Really, what else is there?
And this is the God’s honest truth – at that moment a man suddenly appeared holding a machete asking if he could help us. (That’s not what I had in mind, Lord.)
All I remember is telling Machete Man, “Absolutely not!”
I learned my lesson. Today I view even small puddles as major pitfalls to be avoided.
But of course, that is the lesson.
In life, no matter how carefully you drive you can’t avoid the pitfalls.
You can’t stop all the accidents or the illnesses. You can’t keep death from your door. The waters rise and the floods come.
But what you can do is celebrate life. Mark the milestones.
So I’m grateful that my “baby” sister is 50 and healthy, beautiful, and skinny as ever (well, Tracey and I have never loved that part of her, but whatever) with a thriving (and hilarious) family of her own.
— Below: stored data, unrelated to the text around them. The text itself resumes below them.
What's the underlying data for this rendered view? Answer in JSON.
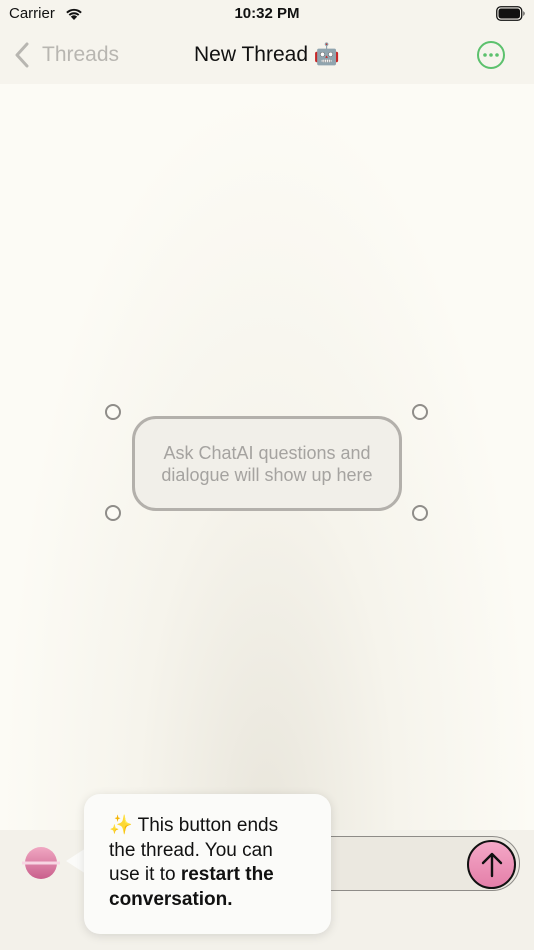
{
  "status_bar": {
    "carrier": "Carrier",
    "time": "10:32 PM"
  },
  "nav": {
    "back_label": "Threads",
    "title": "New Thread 🤖",
    "accent_color": "#5cc16d"
  },
  "thread": {
    "empty_placeholder": "Ask ChatAI questions and dialogue will show up here"
  },
  "input": {
    "value": "",
    "placeholder": ""
  },
  "tooltip": {
    "emoji": "✨",
    "text_before": " This button ends the thread. You can use it to ",
    "text_bold": "restart the conversation."
  },
  "icons": {
    "back": "chevron-left-icon",
    "more": "ellipsis-circle-icon",
    "end_thread": "planet-icon",
    "send": "arrow-up-icon"
  }
}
I’m grateful that Tracey is likewise, and she’s accomplishing great goals and chasing bigger dreams alongside people she loves and who love her back.
I’m grateful that we still have our amazing parents, that God has given them some six decades together, and that they still manage to make their three girls – and now their five grandchildren – feel loved and protected.
And I’m grateful that after all these years, the laughs between us are still so dependable.